All Blog Posts

Getting Over Writer’s Block

Jeff Stehlin

These five tips courtesy of our director of editorial content, Tim Morral.

Writer’s block is real. Even though we can’t see it obstructing the creative channels in our brains, it’s just as real as you or I. And I know it’s real because I’m having it right now, sitting here trying to pick the best way to start this blog post. I could go with a snappy one-liner about how we, as writers, can overcome our cognitive black holes. Maybe I should choose an extended metaphor about how writing is a David and Goliath tale where we only have to find our adversary’s weakness. Or perhaps I should just stick with what I know best, and open with an impressive quote or surprising statistic.
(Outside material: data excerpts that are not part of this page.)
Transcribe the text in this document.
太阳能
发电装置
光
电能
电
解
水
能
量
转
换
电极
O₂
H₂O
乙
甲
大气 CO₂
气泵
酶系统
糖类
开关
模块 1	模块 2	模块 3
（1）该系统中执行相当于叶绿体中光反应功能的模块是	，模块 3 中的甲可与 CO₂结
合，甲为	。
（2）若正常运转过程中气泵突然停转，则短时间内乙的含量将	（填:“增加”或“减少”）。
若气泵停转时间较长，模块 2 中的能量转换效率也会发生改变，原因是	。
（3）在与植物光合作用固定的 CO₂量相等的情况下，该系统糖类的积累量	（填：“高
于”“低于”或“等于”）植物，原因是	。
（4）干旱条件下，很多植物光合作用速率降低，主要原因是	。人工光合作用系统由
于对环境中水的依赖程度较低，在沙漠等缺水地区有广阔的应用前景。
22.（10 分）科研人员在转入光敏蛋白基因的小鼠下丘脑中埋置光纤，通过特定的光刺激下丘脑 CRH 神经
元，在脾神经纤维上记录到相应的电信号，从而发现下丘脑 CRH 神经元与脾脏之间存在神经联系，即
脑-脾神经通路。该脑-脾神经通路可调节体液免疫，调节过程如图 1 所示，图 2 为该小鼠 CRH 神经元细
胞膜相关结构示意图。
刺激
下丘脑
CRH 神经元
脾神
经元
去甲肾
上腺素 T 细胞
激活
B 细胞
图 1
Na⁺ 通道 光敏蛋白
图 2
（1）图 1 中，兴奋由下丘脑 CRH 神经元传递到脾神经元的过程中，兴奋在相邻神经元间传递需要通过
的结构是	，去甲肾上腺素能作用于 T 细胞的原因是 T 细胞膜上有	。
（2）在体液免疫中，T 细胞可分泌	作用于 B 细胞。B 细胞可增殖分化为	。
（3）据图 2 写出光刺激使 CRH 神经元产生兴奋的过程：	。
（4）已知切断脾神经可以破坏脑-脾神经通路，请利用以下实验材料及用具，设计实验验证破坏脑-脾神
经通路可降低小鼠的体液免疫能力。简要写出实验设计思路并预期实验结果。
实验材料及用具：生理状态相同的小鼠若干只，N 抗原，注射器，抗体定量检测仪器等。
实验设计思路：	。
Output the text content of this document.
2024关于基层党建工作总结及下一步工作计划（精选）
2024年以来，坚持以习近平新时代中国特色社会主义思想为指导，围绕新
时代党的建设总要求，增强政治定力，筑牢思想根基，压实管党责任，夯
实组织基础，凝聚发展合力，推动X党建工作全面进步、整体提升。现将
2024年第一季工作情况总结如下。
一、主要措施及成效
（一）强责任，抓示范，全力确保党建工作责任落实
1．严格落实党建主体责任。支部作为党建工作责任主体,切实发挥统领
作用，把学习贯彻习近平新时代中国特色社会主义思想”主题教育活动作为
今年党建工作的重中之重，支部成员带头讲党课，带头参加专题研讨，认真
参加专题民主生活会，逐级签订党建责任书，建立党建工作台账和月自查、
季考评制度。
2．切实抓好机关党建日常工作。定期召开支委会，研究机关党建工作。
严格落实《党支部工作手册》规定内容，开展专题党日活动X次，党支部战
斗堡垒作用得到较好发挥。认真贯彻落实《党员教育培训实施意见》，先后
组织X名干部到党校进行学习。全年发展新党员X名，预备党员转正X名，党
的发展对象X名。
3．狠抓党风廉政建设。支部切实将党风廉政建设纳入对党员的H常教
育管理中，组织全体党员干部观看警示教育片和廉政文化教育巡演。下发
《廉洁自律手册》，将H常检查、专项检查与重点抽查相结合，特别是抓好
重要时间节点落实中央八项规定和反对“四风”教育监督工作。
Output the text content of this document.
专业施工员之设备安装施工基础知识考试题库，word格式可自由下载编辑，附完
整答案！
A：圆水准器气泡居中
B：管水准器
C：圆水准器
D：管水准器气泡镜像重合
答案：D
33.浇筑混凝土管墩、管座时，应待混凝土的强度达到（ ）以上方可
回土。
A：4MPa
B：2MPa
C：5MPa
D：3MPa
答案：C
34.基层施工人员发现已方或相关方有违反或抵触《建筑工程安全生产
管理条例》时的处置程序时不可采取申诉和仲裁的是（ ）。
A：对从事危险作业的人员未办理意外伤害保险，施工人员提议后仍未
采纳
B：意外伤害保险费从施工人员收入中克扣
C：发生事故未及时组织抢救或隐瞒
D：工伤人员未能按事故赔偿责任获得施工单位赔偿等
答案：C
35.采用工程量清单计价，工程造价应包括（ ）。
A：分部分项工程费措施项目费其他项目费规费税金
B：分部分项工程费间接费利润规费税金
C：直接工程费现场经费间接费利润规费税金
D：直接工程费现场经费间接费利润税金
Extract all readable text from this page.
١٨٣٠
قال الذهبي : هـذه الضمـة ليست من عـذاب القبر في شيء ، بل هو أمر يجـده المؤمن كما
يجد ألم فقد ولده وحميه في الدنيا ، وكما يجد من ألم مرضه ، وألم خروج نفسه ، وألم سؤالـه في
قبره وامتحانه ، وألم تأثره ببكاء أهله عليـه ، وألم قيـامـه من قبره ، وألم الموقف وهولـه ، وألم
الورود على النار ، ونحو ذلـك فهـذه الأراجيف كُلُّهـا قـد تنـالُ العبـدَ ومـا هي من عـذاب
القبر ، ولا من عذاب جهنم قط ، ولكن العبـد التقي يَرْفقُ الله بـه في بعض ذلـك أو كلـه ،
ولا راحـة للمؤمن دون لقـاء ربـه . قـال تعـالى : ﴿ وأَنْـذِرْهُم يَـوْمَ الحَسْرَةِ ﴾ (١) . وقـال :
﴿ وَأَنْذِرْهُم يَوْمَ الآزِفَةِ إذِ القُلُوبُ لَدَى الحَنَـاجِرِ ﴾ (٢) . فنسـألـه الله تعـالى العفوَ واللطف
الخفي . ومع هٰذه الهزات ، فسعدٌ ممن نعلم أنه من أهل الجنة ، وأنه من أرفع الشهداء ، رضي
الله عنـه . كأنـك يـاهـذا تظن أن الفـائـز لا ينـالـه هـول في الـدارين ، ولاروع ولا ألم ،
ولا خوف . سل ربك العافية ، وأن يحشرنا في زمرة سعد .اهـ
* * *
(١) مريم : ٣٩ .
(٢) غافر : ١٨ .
Writer’s block, this crippling inability to put pen to paper (or fingers to keyboard), is an ordeal that every writer goes through. Why? Because we struggle with options.

Comedian Aziz Ansari pinpoints the phenomenon when he writes, “[people are] turning their early 20s into a relentless hunt for more romantic options… and you have a recipe for romance gone haywire.” While Ansari is referencing love in a digital age, the same debilitating feelings pervade our ability to sit down and write. Like 21st centuries lovers, we lust after the perfect sentence, the perfect word, the perfect story to engage our readers. Then, we get lost among all of the options.


There are a lot of words in this world, and sifting through them all can be enervating. This is when writer’s block takes hold. However, the boundless options that writing offers is an exciting, albeit exhausting chance. When we find that right word or phrase, we’ve bested the beast; we’ve proven that language is an opportunity, not a burden. More importantly, we’ve found a way to make writing benefit our clients.

No matter how inspired I may feel, though, at some point writer’s block will creep back in to my creative psyche. The next time that happens to you, try these five tips for getting over writer’s block:

  1. Write Junk: Just as any journey begins with a single step, all writing starts with a word. Our. Many. Today. Any word will do – just start writing. While this type of nonsensical writing might seem counterintuitive, chances are good that within the junk you’ll uncover an idea or angle worth pursuing. Writing digitally gives us the possibility to revise with ease, but we can’t revise if there’s nothing on the page.
  1. Outline: Outlines don’t work for everybody, but they can be useful when structuring a writing assignment. The best part about an outline is that it’s malleable to an assignment’s specific needs. Outlines can be detailed or simple, or written forward or in reverse. Regardless of their style, an outline’s framework can guide you toward the right words when you’re stuck.
  1. Research: Writer’s block can be a telltale sign that you haven’t done your research. It’s like showing up to the beach without a towel or sunscreen – unequipped with the necessary tools, the beach is nothing more than a hot litter box and an inevitable sunburn. As writers, one of our greatest tools is our knowledge of a given topic. When having writer’s block, doing more research is a great way to strengthen this tool and to find a hook or key points.
  1. Google Similar Articles: Reading what others have to say about a topic can be a helpful source of inspiration. However, be careful that your browsing stays at inspiration. The problem with Google is that, when reading someone else’s work, it’s deceivingly easy to repeat or repackage writing. Browsing needs to remain a catalyst for original content.
  1. Take a Break: Sometimes stepping away from an assignment is the best way to clear writer’s block. Go for a walk or grab a coffee. Call your mom. Do something simple that distracts your mind so that you can come back to the piece with a fresh perspective and renewed excitement.

There’s no shame in going back to the drawing board. There’s nothing wrong with asking questions, revising and taking a little more time to get things right. There is a problem with creating content that has holes because you didn’t know where to start. This is especially true when writing for clients, whose PR dollars and business leads can, in part, depend on thoughtful content with targeted messaging.

While getting over writer’s block is easier said than done, hopefully these five tips can help you get started. Do you have any tips of your own?